死刑に関連する小説で、有名なところは、スティーヴン・キングのファンタジック・ノヴェル『グリーンマイル』だろう。ある意味古臭い電気椅子処刑の時代のものなので、よけいに処刑シーンが生々しく、神や天啓といったものを超えて、癒しといったところにまで人間の生を導いてゆこうとするキングらしい小説だ。
処刑シーンそのものということで言えば、ぼくは、ショーン・ペンとスーザン・サランドンが記憶に焼きつくような素晴らしい演技を見せてくれたあの映画『デッドマン・ウォーキング』が、忘れられない。現代アメリカの処刑室のシーンはこれに近いものなのじゃないかと思う。静脈注射にシリンジのプランジャーを押し込んでゆくだけで、一分前に生きていた人間が、唐突に死んでしまうシーンは、生々しく、強烈で、『無実』を読んでいる間も、あのときの映像が、死んでゆくショーン・ペンの眼差しが、祈りを捧げるスーザン・サランドンのシスターの敬虔な表情が、幾度となく映像として甦ってくる。
さらに遡ると、冤罪の小説としては、二十歳の頃に読んだバーナード・マラマッドの『修理屋』が、やはり忘れられない。スターリンがシベリアに送った流刑者を思わせる恐怖に満ちたものだった(ソ連や赤軍がまだまだ怖かった時代だった)。

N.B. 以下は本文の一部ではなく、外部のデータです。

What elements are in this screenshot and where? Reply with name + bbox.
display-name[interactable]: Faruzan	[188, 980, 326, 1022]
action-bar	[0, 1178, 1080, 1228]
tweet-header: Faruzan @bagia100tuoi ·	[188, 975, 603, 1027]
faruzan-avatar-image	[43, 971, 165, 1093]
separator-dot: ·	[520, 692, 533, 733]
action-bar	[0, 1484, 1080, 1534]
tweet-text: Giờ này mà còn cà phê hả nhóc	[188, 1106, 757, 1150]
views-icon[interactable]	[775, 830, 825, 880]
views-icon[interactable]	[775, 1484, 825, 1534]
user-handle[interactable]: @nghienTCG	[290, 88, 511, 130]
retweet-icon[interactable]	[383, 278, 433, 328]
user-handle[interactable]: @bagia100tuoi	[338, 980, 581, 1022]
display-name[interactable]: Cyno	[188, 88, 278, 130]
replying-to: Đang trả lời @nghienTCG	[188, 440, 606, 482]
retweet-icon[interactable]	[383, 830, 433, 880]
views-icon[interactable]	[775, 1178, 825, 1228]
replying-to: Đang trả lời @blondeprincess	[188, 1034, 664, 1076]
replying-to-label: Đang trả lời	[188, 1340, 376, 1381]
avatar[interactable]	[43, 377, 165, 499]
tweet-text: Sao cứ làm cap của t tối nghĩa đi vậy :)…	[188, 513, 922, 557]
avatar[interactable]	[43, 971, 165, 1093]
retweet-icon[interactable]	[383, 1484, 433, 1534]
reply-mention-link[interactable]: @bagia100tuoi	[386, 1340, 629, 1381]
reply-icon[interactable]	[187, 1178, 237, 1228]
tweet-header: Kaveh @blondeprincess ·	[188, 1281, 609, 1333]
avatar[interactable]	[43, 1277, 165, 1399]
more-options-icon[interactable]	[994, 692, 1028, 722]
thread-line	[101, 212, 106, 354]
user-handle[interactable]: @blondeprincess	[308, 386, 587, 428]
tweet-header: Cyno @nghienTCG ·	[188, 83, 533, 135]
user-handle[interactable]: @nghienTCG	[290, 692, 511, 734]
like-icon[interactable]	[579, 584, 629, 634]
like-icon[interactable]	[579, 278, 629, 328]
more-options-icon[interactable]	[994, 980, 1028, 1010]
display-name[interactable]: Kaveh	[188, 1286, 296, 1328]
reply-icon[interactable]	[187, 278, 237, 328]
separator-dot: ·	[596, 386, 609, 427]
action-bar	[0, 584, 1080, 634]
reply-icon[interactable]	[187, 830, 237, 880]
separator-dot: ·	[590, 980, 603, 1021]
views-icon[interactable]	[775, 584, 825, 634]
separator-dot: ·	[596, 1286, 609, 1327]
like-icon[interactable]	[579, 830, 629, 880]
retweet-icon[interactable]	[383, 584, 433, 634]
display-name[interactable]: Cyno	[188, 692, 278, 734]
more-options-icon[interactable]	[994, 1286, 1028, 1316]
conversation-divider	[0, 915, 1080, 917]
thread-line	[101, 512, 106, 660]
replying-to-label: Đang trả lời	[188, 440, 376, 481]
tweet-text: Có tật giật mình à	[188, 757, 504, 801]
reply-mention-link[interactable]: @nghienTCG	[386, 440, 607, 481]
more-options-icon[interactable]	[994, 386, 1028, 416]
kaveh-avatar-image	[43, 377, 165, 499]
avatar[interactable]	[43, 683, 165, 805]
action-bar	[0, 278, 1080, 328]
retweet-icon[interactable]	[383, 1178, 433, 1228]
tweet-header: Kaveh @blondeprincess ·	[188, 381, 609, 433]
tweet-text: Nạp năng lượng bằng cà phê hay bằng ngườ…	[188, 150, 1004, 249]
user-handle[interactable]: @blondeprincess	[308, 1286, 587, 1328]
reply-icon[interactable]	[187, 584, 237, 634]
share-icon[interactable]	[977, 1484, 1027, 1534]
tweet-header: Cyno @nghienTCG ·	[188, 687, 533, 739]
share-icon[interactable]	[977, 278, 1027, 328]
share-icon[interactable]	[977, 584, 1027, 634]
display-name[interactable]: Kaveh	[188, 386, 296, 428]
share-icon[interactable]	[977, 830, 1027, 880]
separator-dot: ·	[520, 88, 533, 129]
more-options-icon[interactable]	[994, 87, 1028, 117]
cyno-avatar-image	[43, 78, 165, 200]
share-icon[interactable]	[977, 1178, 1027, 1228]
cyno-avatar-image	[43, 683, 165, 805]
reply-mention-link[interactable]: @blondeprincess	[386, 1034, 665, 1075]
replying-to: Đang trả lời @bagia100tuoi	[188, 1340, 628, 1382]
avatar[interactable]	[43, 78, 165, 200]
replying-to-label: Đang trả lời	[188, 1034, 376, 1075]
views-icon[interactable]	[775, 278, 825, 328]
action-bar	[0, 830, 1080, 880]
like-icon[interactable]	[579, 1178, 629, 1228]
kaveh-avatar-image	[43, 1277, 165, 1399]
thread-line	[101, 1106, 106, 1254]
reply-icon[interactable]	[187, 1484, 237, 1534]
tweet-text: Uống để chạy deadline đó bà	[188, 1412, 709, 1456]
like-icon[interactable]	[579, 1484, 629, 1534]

日本の小説としては加賀乙彦、生涯の傑作である『宣告』と、死刑囚監房勤務時代の記録を綴ったノンフィクション『死刑囚の記録』が忘れ得ぬ罪と罰のコントラストをぼくの心に刻んで残した。未だに人生のマイ・ベスト・ノベルは『宣告』であると、躊躇いなしに言えるほどである。
とにかくそうした多くの記憶が甦り、ふたたび人間の罪と罰という場所に連れ戻されるような気分になるのが、この『無実』という本であった。裁判員制度が、現在もニュースでかまびすしいが、ぼくの中では、人を裁くということ、また犯罪の真実というものは、一筋縄では行かない最も困難で理解を阻むものごとの一つなのである。
だからこそ、この本は余計に重たい。読めば読むほどずしりとこたえてしまう。しかし、最後の最後のシーンまで、そしてグリシャムのあとがきも、白石朗氏の訳者による解説まで含めて、魂が震え出すほどに感動的な実話である。全米ベストセラーにとどまらず世界に流出し、何かを変える力を持ってゆく本であろう。